Красоткин был удовлетворён сообразительностью аудитории.

Тут стих далёкий гром барабанов и рёв горнов, и в наступившей тишине, шелестящей приглушёнными голосами, куратор выставки пригласил публику в центральный зал – настало время восхвалений Василька.

Гости набились плотно, как икра в банке.

– Дерзкий художественный эксперимент, который из раза в раз предъявляет нам Василий Восковаров… – начал свою речь куратор, тот самый, который ещё со времён стрекозиной выставки Огаркова запомнился мне выдающимся носом.

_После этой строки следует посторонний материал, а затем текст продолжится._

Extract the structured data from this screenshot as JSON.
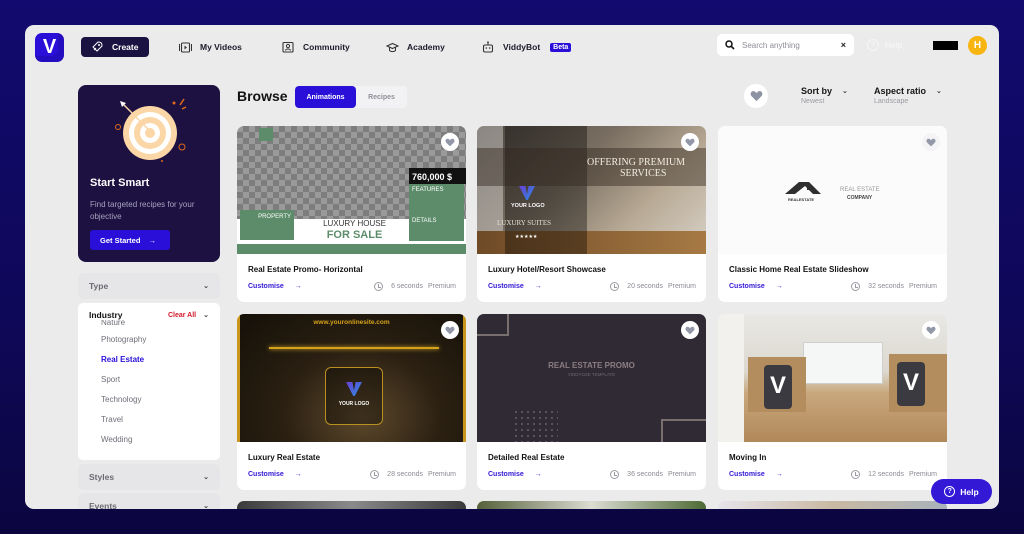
{
  "nav": {
    "logo": "V",
    "items": [
      {
        "label": "Create",
        "icon": "rocket-icon"
      },
      {
        "label": "My Videos",
        "icon": "video-icon"
      },
      {
        "label": "Community",
        "icon": "community-icon"
      },
      {
        "label": "Academy",
        "icon": "graduation-cap-icon"
      },
      {
        "label": "ViddyBot",
        "icon": "robot-icon",
        "badge": "Beta"
      }
    ],
    "search": {
      "placeholder": "Search anything",
      "value": "",
      "clear": "×"
    },
    "help": "Help",
    "avatar_initial": "H"
  },
  "sidebar": {
    "promo": {
      "title": "Start Smart",
      "text": "Find targeted recipes for your objective",
      "button": "Get Started"
    },
    "filters": {
      "type": "Type",
      "industry": {
        "label": "Industry",
        "clear": "Clear All",
        "options": [
          {
            "label": "Nature",
            "active": false
          },
          {
            "label": "Photography",
            "active": false
          },
          {
            "label": "Real Estate",
            "active": true
          },
          {
            "label": "Sport",
            "active": false
          },
          {
            "label": "Technology",
            "active": false
          },
          {
            "label": "Travel",
            "active": false
          },
          {
            "label": "Wedding",
            "active": false
          }
        ]
      },
      "styles": "Styles",
      "events": "Events"
    }
  },
  "browse": {
    "title": "Browse",
    "tabs": [
      {
        "label": "Animations",
        "active": true
      },
      {
        "label": "Recipes",
        "active": false
      }
    ],
    "sort": {
      "label": "Sort by",
      "value": "Newest"
    },
    "aspect": {
      "label": "Aspect ratio",
      "value": "Landscape"
    }
  },
  "cards": [
    {
      "title": "Real Estate Promo- Horizontal",
      "action": "Customise",
      "duration": "6 seconds",
      "tier": "Premium",
      "thumb": {
        "price": "760,000 $",
        "features": "FEATURES",
        "details": "DETAILS",
        "property": "PROPERTY",
        "headline1": "LUXURY HOUSE",
        "headline2": "FOR SALE"
      }
    },
    {
      "title": "Luxury Hotel/Resort Showcase",
      "action": "Customise",
      "duration": "20 seconds",
      "tier": "Premium",
      "thumb": {
        "line1": "OFFERING PREMIUM",
        "line2": "SERVICES",
        "logo": "YOUR LOGO",
        "suites": "LUXURY SUITES",
        "stars": "★★★★★"
      }
    },
    {
      "title": "Classic Home Real Estate Slideshow",
      "action": "Customise",
      "duration": "32 seconds",
      "tier": "Premium",
      "thumb": {
        "mark": "REALESTATE",
        "line1": "REAL ESTATE",
        "line2": "COMPANY"
      }
    },
    {
      "title": "Luxury Real Estate",
      "action": "Customise",
      "duration": "28 seconds",
      "tier": "Premium",
      "thumb": {
        "url": "www.youronlinesite.com",
        "logo": "YOUR LOGO"
      }
    },
    {
      "title": "Detailed Real Estate",
      "action": "Customise",
      "duration": "36 seconds",
      "tier": "Premium",
      "thumb": {
        "line1": "REAL ESTATE PROMO",
        "line2": "VIDDYOZE TEMPLATE"
      }
    },
    {
      "title": "Moving In",
      "action": "Customise",
      "duration": "12 seconds",
      "tier": "Premium",
      "thumb": {
        "box_letter": "V"
      }
    }
  ],
  "help_fab": "Help",
  "colors": {
    "brand": "#2a0fd9",
    "accent_link": "#3318d6",
    "clear": "#d0182a",
    "avatar": "#f8b50f",
    "promo_bg": "#1c1140"
  }
}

Словно заглянув в мои воспоминания, Катя шепнула: «Ох, хорошенький носок: восемь курочек уселись, а девятый – петушок…». Всё-таки за её плечами чувствовался багаж Института культуры. Дальнейшее я уже не слышал – в кармане забился и запел телефон. Посмотрел на экран: звонил отец. Впервые за долгий, очень долгий срок – как уже говорил, отношения наши в последние годы ограничивались перепиской в мессенджере и сводились к согласованию незначительной финансовой помощи и поздравлениям с соответствующими датами календаря. Протискиваясь между внимающими словам куратора зрителями, я выскользнул в соседний зал.

– Здравствуй, папа.

Странное дело: я волновался и чувствовал неловкость, как будто держал в себе какую-то невысказанную вину перед ним. Да так, наверное, и было. Ведь в том, что случилось между ним и матерью, весь этот ломающий строй привычной жизни разлад… во многом тут была именно моя вина. Теперь я знал об этом. То есть, в определённом смысле, рознь в наш дом пришла – через меня.

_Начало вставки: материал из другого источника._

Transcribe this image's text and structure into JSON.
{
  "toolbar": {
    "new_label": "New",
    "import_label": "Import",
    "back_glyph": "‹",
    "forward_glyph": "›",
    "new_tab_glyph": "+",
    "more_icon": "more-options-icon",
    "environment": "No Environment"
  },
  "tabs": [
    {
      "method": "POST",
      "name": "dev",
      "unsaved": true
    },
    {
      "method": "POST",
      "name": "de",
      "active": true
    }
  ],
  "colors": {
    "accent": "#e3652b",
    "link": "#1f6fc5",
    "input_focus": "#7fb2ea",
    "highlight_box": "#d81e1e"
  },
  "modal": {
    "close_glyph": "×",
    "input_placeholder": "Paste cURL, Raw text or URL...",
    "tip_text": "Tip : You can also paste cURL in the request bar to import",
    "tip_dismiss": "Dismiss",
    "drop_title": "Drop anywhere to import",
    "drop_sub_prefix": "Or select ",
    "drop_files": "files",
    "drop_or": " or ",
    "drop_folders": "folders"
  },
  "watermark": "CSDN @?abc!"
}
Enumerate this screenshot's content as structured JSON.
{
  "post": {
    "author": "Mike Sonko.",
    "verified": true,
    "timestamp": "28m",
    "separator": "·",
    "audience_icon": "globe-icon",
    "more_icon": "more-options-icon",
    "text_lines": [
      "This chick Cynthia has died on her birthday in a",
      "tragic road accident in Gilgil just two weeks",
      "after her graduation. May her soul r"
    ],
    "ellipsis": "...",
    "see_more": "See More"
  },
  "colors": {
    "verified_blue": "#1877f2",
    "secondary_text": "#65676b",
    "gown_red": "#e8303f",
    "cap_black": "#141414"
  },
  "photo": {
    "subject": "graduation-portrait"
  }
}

Оказывается, вскоре отцу предстояло лечь в больницу. Диагноз – нехорош; даст ли операция ожидаемый результат, врачи определённо сказать не могут. Он должен предупредить. Он предупреждает. В его квартире на подоконнике живёт сансевиерия, которая недавно зацвела душистым цветом. Отец одинок – кроме этого зелёного создания, у него никого нет. Ни одной живой души. Пока он в больнице, цветок кто-то должен поливать. Растение неприхотливое, особого ухода не требует.

– Хочу оставить тебе ключи от квартиры, – сказал отец. – Тем более… Чтобы ты знал: завещана она тебе. Квартира. И машина тоже. Ну, и цветок в прицепе. – Шутка получилась искусственной, мы оба это понимали. – Завещание – в письменном столе, в левом ящике. Приезжай завтра, всё покажу. – Отец назвал адрес.

– Приеду, папа.

Грудь мою сначала что-то сдавило, а потом охватило холодом. К горлу поднялся ком.

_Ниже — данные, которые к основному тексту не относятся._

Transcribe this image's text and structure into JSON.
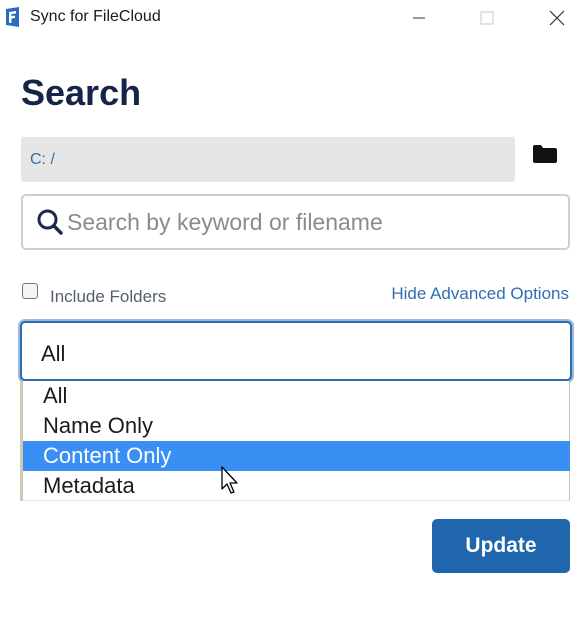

Но это было не всё. Отец хотел невозможного. Он хотел мира с матерью. Он хотел, чтобы я как-то помог ему одолеть гору ледяной обиды, воздвигнутую ею, помог наладить этот несбыточный мир. Он просил меня поговорить с ней, пока он будет в больнице. Может, если всё обойдётся, то после операции, когда его выпишут, они снова…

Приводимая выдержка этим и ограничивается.